@RestController is literally @Controller + @ResponseBody — that one fact answers the question, and the rest is the consequence. Both make a class a Spring MVC handler discovered by component scanning; the difference is what happens to a method's return value.
@Controller
The classic web-MVC stereotype. A handler method's return value is interpreted as a logical view name, and a ViewResolver renders a template (Thymeleaf, JSP) to produce HTML. You populate a Model for the template to consume.
@Controller
class OrderPageController {
@GetMapping("/orders/{id}")
String show(@PathVariable Long id, Model model) {
model.addAttribute("order", service.find(id));
return "order-detail"; // -> resolves to a template, renders HTML
}
}
To make a single method in a @Controller return data instead of a view, you annotate it with @ResponseBody — then its return value goes through an HttpMessageConverter and is serialized straight to the body.
@RestController
A meta-annotation that bundles @Controller and @ResponseBody, so every method behaves as if @ResponseBody-annotated.

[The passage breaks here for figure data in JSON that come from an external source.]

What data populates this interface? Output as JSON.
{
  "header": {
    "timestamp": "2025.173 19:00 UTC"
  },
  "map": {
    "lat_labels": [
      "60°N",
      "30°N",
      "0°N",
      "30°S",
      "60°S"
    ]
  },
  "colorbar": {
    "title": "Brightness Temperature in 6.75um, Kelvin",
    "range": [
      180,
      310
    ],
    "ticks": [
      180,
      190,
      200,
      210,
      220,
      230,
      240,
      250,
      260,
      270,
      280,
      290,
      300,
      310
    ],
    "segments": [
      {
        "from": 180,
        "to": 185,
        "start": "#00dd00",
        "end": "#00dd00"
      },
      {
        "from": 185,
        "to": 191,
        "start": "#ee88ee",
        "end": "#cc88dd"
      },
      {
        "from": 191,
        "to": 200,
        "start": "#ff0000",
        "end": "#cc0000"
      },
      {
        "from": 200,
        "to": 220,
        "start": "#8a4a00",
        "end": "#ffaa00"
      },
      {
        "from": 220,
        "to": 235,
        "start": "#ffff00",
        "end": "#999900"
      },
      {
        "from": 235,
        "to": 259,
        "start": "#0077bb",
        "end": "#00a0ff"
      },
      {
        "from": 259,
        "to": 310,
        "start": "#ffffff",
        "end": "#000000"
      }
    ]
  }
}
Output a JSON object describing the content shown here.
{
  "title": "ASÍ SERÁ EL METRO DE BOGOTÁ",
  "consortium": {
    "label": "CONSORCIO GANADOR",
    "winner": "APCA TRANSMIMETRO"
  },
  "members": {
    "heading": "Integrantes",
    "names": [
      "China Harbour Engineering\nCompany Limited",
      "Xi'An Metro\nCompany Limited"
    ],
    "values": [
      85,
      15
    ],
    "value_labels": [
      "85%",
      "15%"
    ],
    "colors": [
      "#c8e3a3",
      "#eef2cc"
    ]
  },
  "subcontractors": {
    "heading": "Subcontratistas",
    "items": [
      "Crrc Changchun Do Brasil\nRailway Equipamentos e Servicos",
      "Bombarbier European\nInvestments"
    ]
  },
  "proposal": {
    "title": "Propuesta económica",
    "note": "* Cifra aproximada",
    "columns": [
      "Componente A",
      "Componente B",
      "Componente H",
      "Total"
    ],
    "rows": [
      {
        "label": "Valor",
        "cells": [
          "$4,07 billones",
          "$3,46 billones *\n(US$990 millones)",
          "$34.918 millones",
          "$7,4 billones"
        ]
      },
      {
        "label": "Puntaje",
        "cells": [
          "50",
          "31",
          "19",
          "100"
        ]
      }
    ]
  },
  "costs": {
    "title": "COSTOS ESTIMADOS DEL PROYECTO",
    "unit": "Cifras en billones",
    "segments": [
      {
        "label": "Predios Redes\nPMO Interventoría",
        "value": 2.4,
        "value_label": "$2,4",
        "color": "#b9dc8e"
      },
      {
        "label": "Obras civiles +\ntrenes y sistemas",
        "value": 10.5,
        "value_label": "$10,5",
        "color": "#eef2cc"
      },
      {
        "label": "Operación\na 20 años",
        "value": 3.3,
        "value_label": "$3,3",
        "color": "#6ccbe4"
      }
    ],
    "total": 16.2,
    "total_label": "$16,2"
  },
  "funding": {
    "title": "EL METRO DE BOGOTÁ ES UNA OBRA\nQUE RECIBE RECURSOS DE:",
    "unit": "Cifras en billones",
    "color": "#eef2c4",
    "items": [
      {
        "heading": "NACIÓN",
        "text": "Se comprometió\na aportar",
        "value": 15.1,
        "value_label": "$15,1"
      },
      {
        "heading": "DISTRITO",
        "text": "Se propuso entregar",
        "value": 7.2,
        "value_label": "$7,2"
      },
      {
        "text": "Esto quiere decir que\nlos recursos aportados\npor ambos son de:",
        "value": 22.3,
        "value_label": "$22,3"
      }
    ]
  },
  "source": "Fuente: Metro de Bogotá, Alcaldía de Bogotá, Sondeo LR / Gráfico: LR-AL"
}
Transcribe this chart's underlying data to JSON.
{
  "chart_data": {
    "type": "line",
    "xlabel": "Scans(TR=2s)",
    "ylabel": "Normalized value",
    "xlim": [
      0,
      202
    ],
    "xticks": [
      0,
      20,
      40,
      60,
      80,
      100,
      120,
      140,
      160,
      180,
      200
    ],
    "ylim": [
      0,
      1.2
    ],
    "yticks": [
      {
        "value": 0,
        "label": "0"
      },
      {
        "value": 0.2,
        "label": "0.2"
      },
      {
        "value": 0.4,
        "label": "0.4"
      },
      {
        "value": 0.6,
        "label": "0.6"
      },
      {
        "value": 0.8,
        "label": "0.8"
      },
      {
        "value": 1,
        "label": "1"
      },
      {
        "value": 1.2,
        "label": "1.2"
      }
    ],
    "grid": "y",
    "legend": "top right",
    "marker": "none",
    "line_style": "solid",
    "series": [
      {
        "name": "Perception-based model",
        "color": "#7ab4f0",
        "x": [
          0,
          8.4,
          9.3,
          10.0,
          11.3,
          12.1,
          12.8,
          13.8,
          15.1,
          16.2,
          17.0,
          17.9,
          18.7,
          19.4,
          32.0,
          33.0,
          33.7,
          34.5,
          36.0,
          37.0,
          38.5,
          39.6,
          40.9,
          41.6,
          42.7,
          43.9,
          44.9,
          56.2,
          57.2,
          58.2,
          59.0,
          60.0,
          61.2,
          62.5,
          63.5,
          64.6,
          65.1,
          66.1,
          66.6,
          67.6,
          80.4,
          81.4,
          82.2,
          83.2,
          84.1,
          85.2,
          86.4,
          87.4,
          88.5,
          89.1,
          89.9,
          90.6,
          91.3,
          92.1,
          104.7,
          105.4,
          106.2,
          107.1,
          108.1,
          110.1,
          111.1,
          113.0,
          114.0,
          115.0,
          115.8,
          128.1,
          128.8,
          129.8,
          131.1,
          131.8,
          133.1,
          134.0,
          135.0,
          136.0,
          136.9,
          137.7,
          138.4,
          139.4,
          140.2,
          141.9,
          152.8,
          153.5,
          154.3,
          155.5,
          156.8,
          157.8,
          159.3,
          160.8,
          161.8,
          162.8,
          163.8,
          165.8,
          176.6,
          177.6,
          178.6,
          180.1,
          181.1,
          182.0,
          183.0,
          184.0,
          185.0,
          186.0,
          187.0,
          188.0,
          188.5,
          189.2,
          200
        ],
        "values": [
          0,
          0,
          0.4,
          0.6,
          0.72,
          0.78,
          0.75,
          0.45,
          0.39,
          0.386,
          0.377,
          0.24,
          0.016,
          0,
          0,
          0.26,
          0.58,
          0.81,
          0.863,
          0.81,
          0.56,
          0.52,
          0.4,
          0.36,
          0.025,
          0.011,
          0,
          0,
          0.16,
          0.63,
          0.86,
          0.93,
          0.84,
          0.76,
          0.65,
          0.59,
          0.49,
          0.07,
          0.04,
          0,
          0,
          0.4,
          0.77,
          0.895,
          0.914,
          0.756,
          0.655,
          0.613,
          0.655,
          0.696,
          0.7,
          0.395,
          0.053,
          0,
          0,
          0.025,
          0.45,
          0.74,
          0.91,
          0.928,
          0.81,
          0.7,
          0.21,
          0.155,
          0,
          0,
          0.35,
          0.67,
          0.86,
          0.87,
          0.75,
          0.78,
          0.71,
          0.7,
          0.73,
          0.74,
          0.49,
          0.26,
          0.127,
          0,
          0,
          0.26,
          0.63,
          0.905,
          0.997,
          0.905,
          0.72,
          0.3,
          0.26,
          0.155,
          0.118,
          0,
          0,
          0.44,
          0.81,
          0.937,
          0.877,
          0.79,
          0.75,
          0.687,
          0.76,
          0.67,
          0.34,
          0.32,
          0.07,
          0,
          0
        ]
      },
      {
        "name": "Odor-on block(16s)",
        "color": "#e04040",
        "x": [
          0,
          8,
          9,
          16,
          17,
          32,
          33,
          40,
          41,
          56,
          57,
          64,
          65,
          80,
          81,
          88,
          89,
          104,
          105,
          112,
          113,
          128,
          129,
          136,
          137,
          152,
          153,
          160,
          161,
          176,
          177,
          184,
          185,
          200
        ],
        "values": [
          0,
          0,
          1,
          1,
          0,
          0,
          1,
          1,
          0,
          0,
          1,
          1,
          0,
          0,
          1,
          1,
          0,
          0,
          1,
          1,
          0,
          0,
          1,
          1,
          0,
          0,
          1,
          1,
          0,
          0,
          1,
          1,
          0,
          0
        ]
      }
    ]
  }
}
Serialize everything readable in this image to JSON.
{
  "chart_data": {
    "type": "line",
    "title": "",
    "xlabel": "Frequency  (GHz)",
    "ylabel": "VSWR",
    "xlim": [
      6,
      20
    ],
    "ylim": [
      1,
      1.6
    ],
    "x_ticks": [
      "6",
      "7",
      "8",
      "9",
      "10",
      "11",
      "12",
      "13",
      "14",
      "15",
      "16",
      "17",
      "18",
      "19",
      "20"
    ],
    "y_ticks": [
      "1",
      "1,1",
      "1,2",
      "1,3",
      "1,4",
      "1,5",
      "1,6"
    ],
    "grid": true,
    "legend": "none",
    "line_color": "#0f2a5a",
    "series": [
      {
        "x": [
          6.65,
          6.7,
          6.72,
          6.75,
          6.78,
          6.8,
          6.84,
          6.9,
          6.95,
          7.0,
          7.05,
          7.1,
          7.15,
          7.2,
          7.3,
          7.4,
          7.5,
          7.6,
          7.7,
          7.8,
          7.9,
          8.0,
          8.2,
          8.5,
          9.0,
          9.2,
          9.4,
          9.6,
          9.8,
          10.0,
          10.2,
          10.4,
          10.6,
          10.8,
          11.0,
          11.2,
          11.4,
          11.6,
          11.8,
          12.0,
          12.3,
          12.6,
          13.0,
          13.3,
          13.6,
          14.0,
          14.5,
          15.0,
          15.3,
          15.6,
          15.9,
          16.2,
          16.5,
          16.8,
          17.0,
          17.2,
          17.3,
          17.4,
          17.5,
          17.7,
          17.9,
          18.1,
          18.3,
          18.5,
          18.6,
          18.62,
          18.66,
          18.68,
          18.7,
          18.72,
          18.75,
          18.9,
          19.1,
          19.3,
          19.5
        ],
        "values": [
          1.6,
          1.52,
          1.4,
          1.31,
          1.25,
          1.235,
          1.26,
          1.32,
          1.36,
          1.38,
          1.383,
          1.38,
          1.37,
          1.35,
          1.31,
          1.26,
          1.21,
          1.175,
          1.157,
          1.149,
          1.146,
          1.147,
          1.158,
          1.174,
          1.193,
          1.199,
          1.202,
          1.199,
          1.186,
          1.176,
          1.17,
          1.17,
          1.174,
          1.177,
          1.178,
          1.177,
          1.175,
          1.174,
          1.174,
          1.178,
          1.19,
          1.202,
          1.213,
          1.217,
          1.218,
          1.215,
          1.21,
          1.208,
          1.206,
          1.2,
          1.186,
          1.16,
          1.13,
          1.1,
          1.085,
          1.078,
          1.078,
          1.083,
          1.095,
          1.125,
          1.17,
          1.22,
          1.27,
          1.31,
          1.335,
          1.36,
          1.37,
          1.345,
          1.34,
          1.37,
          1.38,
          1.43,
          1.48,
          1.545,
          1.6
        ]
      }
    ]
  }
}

Return values bypass view resolution entirely and are written to the response body via a message converter — JSON by default with Jackson on the classpath.
@RestController
@RequestMapping("/api/orders")
class OrderApiController {
@GetMapping("/{id}")
OrderDto get(@PathVariable Long id) {
return service.find(id); // serialized to JSON, no view resolution
}
}
When each fits
Use @Controller for server-rendered pages where the output is HTML from a template. Use @RestController for REST/JSON (or XML) APIs where you return data objects. A common hybrid is a @Controller with a few @ResponseBody methods, but if the whole class is an API, @RestController is the honest choice.